Maybe your product used to spontaneously combust often, and now it’s a lot less often. They point is, you may have a support database full of biased or otherwise inaccurate information.
What impact does this have on the AI? Generative AIs tend to amplify biases. Want proof? What percentage of Chief Financial Officers are older white men? Many, for sure, but a simple search of LinkedIn shows lots and lots of diversity.
But if you ask Midjourney (an image generating AI) to generate portrait photos of CFOs you get this:
You could generate 100 photos and you’d get 100 older white men. Even though the training data, for certain, has young CFOs, women CFOs, and BIPIC CFOs. The algorithm doesn’t produce outputs that are proportional to its training data. Be aware of this with your own data and AI outputs.
Mitigation strategies:
This is honestly one of the harder problems in AI right now, and the solutions can be incomplete and technical in nature (overrepresent underrepresented cases in the training data, for example).
Avoid situations where bias will be detrimental, unethical, and/or illegal. For example, be very reluctant to screen people in or out of anything based on an AI determination. On the other hand, if the AI is just presenting solutions to customer tech support issues, it might be wrong, but it probably won’t be discriminatory.
5. Privacy
In a little place called Europe, companies must disclose, and users must consent to, what data is collected and how it will be used. Considering how brand-spank’n-new generative AIs are, it’s reasonable to assume that customers haven’t consented to training AIs on their data.
If we go back to the lawsuits mentioned under point #1 of this article, the essence of the issue is that people (artists, in specific) never consented for their art to be used to train an AI. And they especially didn’t consent to train an AI that could possibly replace them. And replace them it might. With an image generating AI you can ask it to do things like generate a “portrait of a chief financial officer in the style of Van Gogh”

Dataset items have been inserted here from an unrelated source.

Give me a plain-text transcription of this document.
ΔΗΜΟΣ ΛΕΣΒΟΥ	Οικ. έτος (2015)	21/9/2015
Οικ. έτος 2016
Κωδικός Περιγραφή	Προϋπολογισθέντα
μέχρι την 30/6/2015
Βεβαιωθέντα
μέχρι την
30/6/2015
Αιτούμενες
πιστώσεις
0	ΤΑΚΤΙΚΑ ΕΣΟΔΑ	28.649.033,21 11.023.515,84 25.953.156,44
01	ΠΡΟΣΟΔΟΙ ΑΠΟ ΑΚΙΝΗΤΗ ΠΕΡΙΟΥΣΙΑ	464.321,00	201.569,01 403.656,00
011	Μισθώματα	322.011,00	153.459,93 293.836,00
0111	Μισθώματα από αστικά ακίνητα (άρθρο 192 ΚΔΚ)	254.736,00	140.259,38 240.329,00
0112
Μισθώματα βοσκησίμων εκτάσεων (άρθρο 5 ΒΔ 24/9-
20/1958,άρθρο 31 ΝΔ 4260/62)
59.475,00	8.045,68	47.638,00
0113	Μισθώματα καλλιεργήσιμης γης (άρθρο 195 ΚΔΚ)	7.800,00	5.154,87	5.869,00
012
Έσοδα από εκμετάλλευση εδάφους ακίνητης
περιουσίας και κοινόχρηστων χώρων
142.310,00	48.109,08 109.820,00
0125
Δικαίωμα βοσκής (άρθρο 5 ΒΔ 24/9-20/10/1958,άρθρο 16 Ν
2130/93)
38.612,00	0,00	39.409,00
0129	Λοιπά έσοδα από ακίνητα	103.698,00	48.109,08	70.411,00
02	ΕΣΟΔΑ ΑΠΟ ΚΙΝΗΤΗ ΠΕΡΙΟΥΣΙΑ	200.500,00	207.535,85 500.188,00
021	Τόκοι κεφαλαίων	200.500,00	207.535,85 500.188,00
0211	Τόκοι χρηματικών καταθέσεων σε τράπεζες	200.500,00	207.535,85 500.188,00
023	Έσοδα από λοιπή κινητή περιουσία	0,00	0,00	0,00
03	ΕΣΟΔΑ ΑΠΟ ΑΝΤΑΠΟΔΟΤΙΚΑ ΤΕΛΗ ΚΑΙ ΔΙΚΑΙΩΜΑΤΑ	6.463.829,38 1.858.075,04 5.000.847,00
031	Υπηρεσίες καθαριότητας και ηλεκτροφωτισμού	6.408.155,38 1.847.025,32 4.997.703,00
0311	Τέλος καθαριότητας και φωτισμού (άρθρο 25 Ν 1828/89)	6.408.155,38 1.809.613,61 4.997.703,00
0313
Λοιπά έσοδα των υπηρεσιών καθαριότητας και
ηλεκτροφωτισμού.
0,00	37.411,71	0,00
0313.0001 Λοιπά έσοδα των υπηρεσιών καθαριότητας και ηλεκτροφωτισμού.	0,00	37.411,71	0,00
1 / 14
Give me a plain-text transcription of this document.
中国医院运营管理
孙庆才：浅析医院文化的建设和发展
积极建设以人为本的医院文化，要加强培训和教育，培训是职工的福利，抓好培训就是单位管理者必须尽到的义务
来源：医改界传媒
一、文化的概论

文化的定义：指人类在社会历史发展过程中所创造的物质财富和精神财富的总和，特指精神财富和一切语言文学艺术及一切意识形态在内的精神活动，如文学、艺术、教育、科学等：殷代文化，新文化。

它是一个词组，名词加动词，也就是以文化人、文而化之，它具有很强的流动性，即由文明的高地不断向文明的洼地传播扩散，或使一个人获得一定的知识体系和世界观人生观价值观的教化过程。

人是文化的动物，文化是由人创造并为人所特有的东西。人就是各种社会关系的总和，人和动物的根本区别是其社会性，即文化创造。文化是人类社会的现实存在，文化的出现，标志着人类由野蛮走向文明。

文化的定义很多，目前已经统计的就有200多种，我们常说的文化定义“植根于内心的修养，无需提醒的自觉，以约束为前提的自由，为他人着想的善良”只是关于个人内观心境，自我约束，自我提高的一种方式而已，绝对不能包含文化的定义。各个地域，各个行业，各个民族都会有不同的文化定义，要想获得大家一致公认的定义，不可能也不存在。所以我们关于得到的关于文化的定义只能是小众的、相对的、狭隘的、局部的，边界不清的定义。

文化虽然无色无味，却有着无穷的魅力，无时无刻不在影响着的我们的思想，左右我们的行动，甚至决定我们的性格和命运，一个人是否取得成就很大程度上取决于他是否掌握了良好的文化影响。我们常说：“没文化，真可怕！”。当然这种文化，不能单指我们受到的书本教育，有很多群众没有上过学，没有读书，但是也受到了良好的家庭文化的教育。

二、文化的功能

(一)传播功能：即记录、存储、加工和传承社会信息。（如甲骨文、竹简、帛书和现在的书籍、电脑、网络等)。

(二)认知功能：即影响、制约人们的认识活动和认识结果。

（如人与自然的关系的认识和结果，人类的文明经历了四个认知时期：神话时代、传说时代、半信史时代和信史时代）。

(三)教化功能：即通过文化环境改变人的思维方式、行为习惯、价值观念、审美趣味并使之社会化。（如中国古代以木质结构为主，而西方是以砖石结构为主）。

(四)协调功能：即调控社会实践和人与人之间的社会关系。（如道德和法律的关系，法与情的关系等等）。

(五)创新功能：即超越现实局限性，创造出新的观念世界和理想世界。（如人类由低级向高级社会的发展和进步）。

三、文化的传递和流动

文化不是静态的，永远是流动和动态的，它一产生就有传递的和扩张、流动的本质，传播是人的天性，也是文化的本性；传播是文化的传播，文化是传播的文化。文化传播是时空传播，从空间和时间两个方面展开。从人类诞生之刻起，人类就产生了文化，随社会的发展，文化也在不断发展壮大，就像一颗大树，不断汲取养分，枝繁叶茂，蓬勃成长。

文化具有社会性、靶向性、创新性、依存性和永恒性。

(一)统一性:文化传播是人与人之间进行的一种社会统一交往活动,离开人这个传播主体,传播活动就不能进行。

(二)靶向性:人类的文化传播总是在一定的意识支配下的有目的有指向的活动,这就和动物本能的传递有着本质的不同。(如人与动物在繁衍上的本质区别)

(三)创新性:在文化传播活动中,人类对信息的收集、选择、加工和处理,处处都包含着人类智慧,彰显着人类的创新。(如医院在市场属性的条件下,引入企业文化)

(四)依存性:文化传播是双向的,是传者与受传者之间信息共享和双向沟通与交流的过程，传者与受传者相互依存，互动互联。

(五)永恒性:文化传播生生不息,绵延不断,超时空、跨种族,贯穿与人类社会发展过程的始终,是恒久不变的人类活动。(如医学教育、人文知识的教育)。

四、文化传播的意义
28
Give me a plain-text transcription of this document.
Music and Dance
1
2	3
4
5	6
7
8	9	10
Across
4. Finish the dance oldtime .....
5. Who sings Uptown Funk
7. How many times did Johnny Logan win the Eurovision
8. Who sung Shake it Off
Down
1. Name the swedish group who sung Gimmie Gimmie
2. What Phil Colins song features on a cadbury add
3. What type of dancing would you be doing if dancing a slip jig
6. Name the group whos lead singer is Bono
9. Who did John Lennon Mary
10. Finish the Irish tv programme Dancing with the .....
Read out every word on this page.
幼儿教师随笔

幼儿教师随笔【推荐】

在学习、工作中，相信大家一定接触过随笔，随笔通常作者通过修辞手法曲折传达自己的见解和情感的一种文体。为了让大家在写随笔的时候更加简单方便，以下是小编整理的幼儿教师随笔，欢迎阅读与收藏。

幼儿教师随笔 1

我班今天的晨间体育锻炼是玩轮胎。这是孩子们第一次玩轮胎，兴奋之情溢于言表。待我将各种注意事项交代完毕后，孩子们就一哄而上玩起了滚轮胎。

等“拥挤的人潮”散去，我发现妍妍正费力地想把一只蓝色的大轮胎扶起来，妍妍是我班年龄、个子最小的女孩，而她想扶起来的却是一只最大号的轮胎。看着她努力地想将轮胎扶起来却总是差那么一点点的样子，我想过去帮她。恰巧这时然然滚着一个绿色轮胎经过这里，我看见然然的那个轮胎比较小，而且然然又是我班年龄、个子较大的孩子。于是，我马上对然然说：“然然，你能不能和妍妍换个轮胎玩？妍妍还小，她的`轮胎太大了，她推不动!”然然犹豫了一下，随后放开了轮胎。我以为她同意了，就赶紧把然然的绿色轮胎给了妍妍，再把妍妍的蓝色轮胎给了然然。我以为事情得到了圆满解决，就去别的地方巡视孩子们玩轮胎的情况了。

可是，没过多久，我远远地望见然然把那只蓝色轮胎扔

The “style of Van Gogh” isn’t so much of a problem, but you can say, “in the style of” followed by any popular contemporary artist and the AI will dutifully copy their style. Popular contemporary artists are not amused.
Do you want lawsuits? Because this is how you get lawsuits.
Mitigation strategies:
Use of data, especially in ways that threaten the creators of the data, should be avoided at all costs.
Make it easy and obvious for customers to opt-out of their data being used for AI training. Provide ways for customers to retroactively revoke consent.
Generative AI offers enormous potential to businesses. At least on par with such minor technologies as: the internet, electricity, and industrialization. These benefits can be realized with careful consideration of the risk and barriers, and through the implementation of smart mitigation strategies.
Final Detour
Circling back to the beginning of this article, generative AI was defined as being able to create media from a simple prompt like, “Write a marketing blurb for a cordless smart spoon.” Here’s what Microsoft’s Bing Chat came up with off that 9-word instruction:
Cordless Smart Spoon: The ultimate solution for eating with ease.
Do you struggle with shaky hands or poor grip when eating? Do you wish you could enjoy your meals without worrying about spills or messes? If so, you need the Cordless Smart Spoon!
The Cordless Smart Spoon is a revolutionary device that stabilizes your spoon and adjusts to your movements. It uses the same technology as cameras for image stabilization and has a rechargeable battery that lasts for hours. The Cordless Smart Spoon also has a sleek design and comes in different colors to suit your style.
Order your Cordless Smart Spoon today and get ready to experience a new level of eating satisfaction!